Granville, boasting a population of just over 1,500, has about eight part-time officers, according to state police who provide coverage for the town.

McKenzie was expected to leave Monson on June 30, the last day of his three-year pact with the town. Selectmen voted in November to notify the chief that his contract would not be renewed when it expired in June, though they have not given a reason for their action.

Since then, the chief has filed nomination papers, and his name will appear on the ballot for a selectman's seat in the April 4 election. McKenzie is one of three candidates vying for a seat now held by James R. Manning, who is not running for re-election.

Selectmen accepted the chief's resignation on Tuesday, and will soon begin planning how to hire his replacement.

"After Curtis has left, we'll have to make a decision," said Selectman Richard E. Guertin.

The board could choose to promote someone from the department or conduct a search for outside candidates, Guertin said.

It is likely that the board will tap Sgt.

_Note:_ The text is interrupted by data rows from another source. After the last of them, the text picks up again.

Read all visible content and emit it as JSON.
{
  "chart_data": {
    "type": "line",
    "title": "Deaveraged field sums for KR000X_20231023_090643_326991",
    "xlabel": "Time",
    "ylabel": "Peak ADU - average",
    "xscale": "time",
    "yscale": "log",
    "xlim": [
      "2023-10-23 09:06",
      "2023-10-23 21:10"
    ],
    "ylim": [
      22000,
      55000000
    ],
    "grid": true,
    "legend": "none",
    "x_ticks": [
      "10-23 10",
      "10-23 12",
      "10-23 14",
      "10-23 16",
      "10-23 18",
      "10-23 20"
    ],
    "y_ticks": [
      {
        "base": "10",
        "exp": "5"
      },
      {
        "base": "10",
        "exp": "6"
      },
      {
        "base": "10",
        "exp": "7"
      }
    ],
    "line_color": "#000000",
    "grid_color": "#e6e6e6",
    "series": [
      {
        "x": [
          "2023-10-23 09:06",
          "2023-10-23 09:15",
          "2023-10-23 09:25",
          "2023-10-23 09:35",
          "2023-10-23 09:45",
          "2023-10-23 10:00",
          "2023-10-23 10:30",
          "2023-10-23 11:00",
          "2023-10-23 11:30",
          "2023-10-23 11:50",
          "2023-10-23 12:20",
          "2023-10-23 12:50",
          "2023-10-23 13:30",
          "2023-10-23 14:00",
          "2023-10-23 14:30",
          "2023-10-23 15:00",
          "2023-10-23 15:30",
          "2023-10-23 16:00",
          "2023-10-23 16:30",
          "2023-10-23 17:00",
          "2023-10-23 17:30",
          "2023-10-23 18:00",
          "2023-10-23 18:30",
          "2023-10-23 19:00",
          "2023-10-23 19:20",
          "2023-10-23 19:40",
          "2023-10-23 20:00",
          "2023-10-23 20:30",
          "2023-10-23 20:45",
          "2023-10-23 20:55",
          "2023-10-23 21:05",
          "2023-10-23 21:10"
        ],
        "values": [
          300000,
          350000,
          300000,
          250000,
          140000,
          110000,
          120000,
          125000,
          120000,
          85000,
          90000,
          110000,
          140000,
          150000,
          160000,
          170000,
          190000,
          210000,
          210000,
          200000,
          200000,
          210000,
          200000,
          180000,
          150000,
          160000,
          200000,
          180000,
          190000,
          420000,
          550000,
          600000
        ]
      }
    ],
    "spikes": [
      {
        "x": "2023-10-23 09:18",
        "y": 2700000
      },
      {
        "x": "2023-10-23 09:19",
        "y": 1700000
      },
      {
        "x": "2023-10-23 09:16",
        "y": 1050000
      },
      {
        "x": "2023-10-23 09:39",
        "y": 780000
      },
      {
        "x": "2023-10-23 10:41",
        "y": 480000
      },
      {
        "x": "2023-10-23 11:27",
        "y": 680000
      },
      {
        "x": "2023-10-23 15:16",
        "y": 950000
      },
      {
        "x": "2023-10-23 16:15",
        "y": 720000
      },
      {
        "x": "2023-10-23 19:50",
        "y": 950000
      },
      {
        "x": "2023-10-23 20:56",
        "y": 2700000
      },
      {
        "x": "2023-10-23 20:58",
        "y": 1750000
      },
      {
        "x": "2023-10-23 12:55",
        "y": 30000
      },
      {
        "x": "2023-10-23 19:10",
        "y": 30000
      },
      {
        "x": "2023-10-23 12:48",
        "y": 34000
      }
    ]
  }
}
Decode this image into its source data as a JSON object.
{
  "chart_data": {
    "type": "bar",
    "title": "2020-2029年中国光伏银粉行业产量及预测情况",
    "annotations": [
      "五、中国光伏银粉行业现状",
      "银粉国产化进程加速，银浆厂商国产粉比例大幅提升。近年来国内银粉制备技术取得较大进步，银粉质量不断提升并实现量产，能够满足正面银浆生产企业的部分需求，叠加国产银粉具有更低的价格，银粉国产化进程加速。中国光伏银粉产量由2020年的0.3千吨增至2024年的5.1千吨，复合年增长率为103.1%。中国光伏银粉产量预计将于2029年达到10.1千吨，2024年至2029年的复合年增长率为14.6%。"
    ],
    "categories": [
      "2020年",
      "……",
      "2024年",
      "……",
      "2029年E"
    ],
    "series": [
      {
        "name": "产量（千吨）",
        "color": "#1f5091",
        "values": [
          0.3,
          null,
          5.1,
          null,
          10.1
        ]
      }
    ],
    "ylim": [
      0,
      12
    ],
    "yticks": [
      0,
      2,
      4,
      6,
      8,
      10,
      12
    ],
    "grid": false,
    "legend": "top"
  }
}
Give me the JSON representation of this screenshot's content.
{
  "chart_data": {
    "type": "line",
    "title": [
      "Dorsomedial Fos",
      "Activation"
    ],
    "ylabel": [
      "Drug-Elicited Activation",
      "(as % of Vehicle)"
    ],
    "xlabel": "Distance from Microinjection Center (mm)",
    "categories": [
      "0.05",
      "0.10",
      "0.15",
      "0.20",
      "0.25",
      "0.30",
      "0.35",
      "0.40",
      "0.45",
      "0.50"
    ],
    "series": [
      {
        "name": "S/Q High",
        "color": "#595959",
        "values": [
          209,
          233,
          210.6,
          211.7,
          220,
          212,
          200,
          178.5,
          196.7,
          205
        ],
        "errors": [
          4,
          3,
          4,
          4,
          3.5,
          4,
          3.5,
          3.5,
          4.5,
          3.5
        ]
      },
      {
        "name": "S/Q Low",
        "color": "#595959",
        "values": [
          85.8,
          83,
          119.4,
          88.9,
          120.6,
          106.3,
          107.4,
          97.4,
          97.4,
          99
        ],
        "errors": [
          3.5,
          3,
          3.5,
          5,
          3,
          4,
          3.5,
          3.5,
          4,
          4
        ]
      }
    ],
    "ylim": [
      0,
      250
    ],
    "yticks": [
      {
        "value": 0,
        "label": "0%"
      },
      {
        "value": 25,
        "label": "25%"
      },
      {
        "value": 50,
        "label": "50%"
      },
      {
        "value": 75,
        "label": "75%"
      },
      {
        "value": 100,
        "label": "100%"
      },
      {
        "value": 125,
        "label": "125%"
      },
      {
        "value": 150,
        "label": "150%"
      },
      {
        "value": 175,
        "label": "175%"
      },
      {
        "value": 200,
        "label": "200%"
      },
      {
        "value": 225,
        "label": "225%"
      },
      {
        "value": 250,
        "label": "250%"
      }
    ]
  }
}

Stephen Kozloski for at least some time, Guertin said. Kozloski served as interim chief before McKenzie was hired, but was not then interested in the chief's job.

Guertin said he was hopeful that Kozloski might change his mind now.

"I think we'll take a good, hard look at Steve," he said.

Kozloski could not be reached for comment, but Guertin said the sergeant has been handling many of the tasks involved with running the department. Selectmen this week named Policeman James E. Boucher as acting sergeant.

While McKenzie will leave his job sooner than expected, he is entitled to a severance package, though Guertin would not disclose the amount. The money was not included in the town's fiscal 2005 budget, but will have to be paid.

Guertin said it is possible that town meeting voters will be asked to fund the cost.

McKenzie did not return telephone calls seeking comment.


----------